"You may say that I am a dreamer/But I am not the only one" John Lennon: "Imagine"

"So come brothers and sisters/For the struggle carries on" Billy Bragg: "The Internationale"


Elizannie has a reading room at 'Clarice's Book Page' http://www.villiersroad.blogspot.com/

Thursday 5 August 2010

Temples to Consumerism


I had to buy an outfit for a formal occasion. I am not good at formal occasions, my wardrobe style being more old hippy or 'doctor martins' plus jeans. Anyway to rectify this we made the expedition to the nearest shopping mall...

The first time we visited a shopping mall, about twenty years ago, I dubbed it a 'Cathedral to Capitalism'. Probably not an original epithet, but it served. Even the floor plan of the particular shopping mall was vaguely Cathedral shaped. And since then certainly of a Sunday more people seem to be crowding the shopping aisles than local church aisles - and of course at Christmas time the queues are longer for the shopping mall car parks than the nearby religious establishments.

Then I thought the title rather unfair to Cathedrals and Christianity [although not Capitalism] so over the years 'Temples to Consumerism' has replaced the term. And other thoughts have also occurred to me. Around the mid 19thCentury municipal parks began to appear which gave the 'ordinary' [I really dislike that word] working family the opportunity get a least a taste of the 'country' in the industrial cities - especially as the working week began to have at least a few more hours leisure. Sunday afternoons were a favourite time for 'parading' in parks, if possible in best clothes. And of course were good places for courting couples on Saturday and Sunday evenings!* Now it seems as if the 'parading' takes place in shopping malls and the best clothes are worn to buy other best clothes - if 'best' clothes still exist.

Looking on the 'net at the official sites for these shopping malls they also appear to have taken over the 'status' of a village. The particular one we visited this week has very many restaurants from fast food to silver service, a bus station, a train station, chapel, cinema and of course about 200 shops! What was missing there was the sort of 'camaraderie' one feels when wandering down a small village street - in fact wandering wasn't really an option, it was more 'go with the flow', and with such a large catchment area from which to draw its custom it is rare to see a face one knows.

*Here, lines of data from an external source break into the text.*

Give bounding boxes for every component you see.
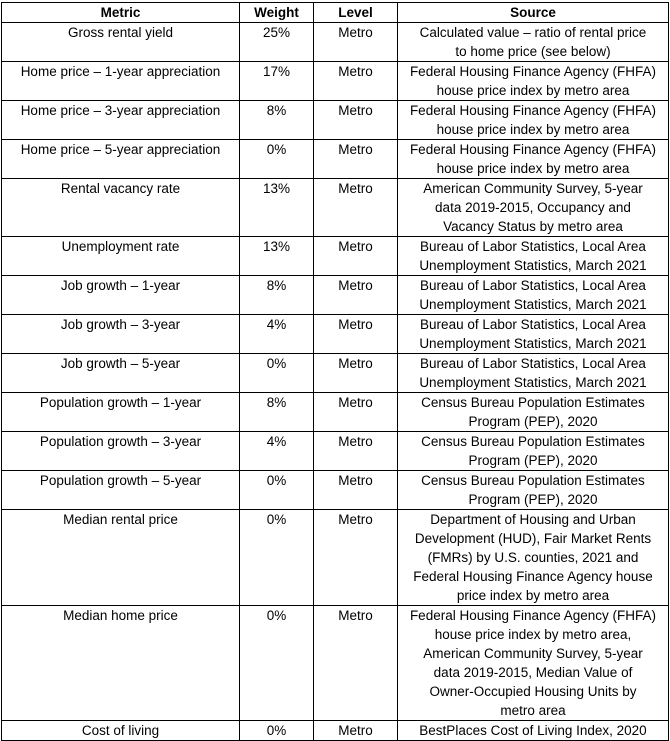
table-row	[2, 315, 669, 354]
metric-cell: Home price – 5-year appreciation	[2, 140, 240, 179]
source-line: Federal Housing Finance Agency house	[413, 569, 653, 584]
source-line: house price index by metro area,	[434, 627, 632, 642]
header-weight: Weight	[240, 3, 314, 23]
metric-cell: Median rental price	[2, 510, 240, 606]
level-cell: Metro	[314, 354, 398, 393]
table-header	[2, 3, 669, 23]
source-line: Bureau of Labor Statistics, Local Area	[420, 278, 646, 293]
weight-cell: 0%	[240, 606, 314, 721]
source-line: house price index by metro area	[436, 83, 630, 98]
source-line: Department of Housing and Urban	[430, 512, 636, 527]
metric-cell: Job growth – 5-year	[2, 354, 240, 393]
source-line: Unemployment Statistics, March 2021	[419, 297, 647, 312]
source-cell	[398, 721, 669, 741]
source-line: house price index by metro area	[436, 122, 630, 137]
weight-cell: 13%	[240, 179, 314, 237]
source-line: metro area	[500, 703, 566, 718]
table-row	[2, 471, 669, 510]
metrics-table	[1, 2, 669, 741]
table-row	[2, 393, 669, 432]
source-line: data 2019-2015, Median Value of	[433, 665, 633, 680]
level-cell: Metro	[314, 179, 398, 237]
weight-cell: 8%	[240, 276, 314, 315]
weight-cell: 0%	[240, 354, 314, 393]
table-body	[2, 23, 669, 741]
metric-cell: Cost of living	[2, 721, 240, 741]
table-row	[2, 721, 669, 741]
metric-cell: Population growth – 3-year	[2, 432, 240, 471]
source-line: Owner-Occupied Housing Units by	[429, 684, 637, 699]
source-line: (FMRs) by U.S. counties, 2021 and	[427, 550, 639, 565]
source-cell	[398, 179, 669, 237]
source-line: Census Bureau Population Estimates	[421, 395, 645, 410]
level-cell: Metro	[314, 510, 398, 606]
source-cell	[398, 23, 669, 62]
level-cell: Metro	[314, 432, 398, 471]
weight-cell: 4%	[240, 315, 314, 354]
source-line: BestPlaces Cost of Living Index, 2020	[419, 723, 647, 738]
weight-cell: 13%	[240, 237, 314, 276]
source-cell	[398, 62, 669, 101]
source-line: Census Bureau Population Estimates	[421, 434, 645, 449]
source-line: Federal Housing Finance Agency (FHFA)	[409, 142, 657, 157]
source-cell	[398, 237, 669, 276]
table-row	[2, 510, 669, 606]
table-row	[2, 23, 669, 62]
weight-cell: 0%	[240, 510, 314, 606]
metric-cell: Home price – 3-year appreciation	[2, 101, 240, 140]
source-line: Development (HUD), Fair Market Rents	[414, 531, 652, 546]
source-line: Unemployment Statistics, March 2021	[419, 375, 647, 390]
weight-cell: 0%	[240, 721, 314, 741]
table-row	[2, 179, 669, 237]
source-cell	[398, 471, 669, 510]
header-metric: Metric	[2, 3, 240, 23]
metric-cell: Job growth – 3-year	[2, 315, 240, 354]
source-cell	[398, 315, 669, 354]
source-line: price index by metro area	[456, 588, 610, 603]
source-line: Federal Housing Finance Agency (FHFA)	[409, 64, 657, 79]
source-cell	[398, 354, 669, 393]
table-row	[2, 432, 669, 471]
table-row	[2, 140, 669, 179]
source-line: Bureau of Labor Statistics, Local Area	[420, 239, 646, 254]
weight-cell: 0%	[240, 140, 314, 179]
table-row	[2, 101, 669, 140]
level-cell: Metro	[314, 237, 398, 276]
source-line: Program (PEP), 2020	[468, 453, 598, 468]
table-row	[2, 62, 669, 101]
source-line: American Community Survey, 5-year	[423, 181, 643, 196]
source-cell	[398, 432, 669, 471]
level-cell: Metro	[314, 140, 398, 179]
source-cell	[398, 606, 669, 721]
weight-cell: 4%	[240, 432, 314, 471]
level-cell: Metro	[314, 101, 398, 140]
source-line: Program (PEP), 2020	[468, 492, 598, 507]
source-cell	[398, 276, 669, 315]
source-line: Federal Housing Finance Agency (FHFA)	[409, 103, 657, 118]
source-line: to home price (see below)	[455, 44, 611, 59]
metric-cell: Gross rental yield	[2, 23, 240, 62]
source-cell	[398, 101, 669, 140]
table-row	[2, 606, 669, 721]
level-cell: Metro	[314, 393, 398, 432]
level-cell: Metro	[314, 315, 398, 354]
source-line: Vacancy Status by metro area	[443, 219, 623, 234]
header-row	[2, 3, 669, 23]
weight-cell: 17%	[240, 62, 314, 101]
metric-cell: Population growth – 1-year	[2, 393, 240, 432]
weight-cell: 0%	[240, 471, 314, 510]
weight-cell: 8%	[240, 101, 314, 140]
table-row	[2, 354, 669, 393]
level-cell: Metro	[314, 471, 398, 510]
table-row	[2, 237, 669, 276]
source-line: Bureau of Labor Statistics, Local Area	[420, 356, 646, 371]
source-line: Census Bureau Population Estimates	[421, 473, 645, 488]
metric-cell: Home price – 1-year appreciation	[2, 62, 240, 101]
metric-cell: Job growth – 1-year	[2, 276, 240, 315]
source-line: house price index by metro area	[436, 161, 630, 176]
source-line: Bureau of Labor Statistics, Local Area	[420, 317, 646, 332]
table-row	[2, 276, 669, 315]
metric-cell: Population growth – 5-year	[2, 471, 240, 510]
source-line: American Community Survey, 5-year	[423, 646, 643, 661]
header-source: Source	[398, 3, 669, 23]
metric-cell: Rental vacancy rate	[2, 179, 240, 237]
source-line: Unemployment Statistics, March 2021	[419, 258, 647, 273]
source-cell	[398, 140, 669, 179]
source-line: Unemployment Statistics, March 2021	[419, 336, 647, 351]
metric-cell: Unemployment rate	[2, 237, 240, 276]
level-cell: Metro	[314, 62, 398, 101]
source-line: data 2019-2015, Occupancy and	[435, 200, 631, 215]
level-cell: Metro	[314, 606, 398, 721]
level-cell: Metro	[314, 23, 398, 62]
source-line: Calculated value – ratio of rental price	[419, 25, 647, 40]
source-line: Program (PEP), 2020	[468, 414, 598, 429]
header-level: Level	[314, 3, 398, 23]
source-line: Federal Housing Finance Agency (FHFA)	[409, 608, 657, 623]
metric-cell: Median home price	[2, 606, 240, 721]
level-cell: Metro	[314, 276, 398, 315]
weight-cell: 8%	[240, 393, 314, 432]
source-cell	[398, 510, 669, 606]
level-cell: Metro	[314, 721, 398, 741]
weight-cell: 25%	[240, 23, 314, 62]
source-cell	[398, 393, 669, 432]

Also on this mall's website was a mini questionnaire with tick boxes to vote:
What will you be doing this Summer?
Day at the seaside []
Going shopping []
Day at a theme park []

Going shopping doesn't seem a summer specific activity to me.

So my shopping trip has raised all sorts of thoughts about the difference in leisure in the 19th, 20th and 21st centuries.

Oh and the outfit? Didn't do too well really. I tried a really formal dress on and although it fitted and looked OK it just was not 'me'. As youngest daughter said, I am 'not really grown up enough for anything like that'. So I came home and ordered a simple flowing dress in two different sizes from the online shop where I get most of my clothes, they arrived today and the one that didn't fit has gone back already. Sorted.





*There are lots of lovely social history books on the subject, copies of many of which reside in my study although the particular one from which I wanted to quote has of course hidden itself today.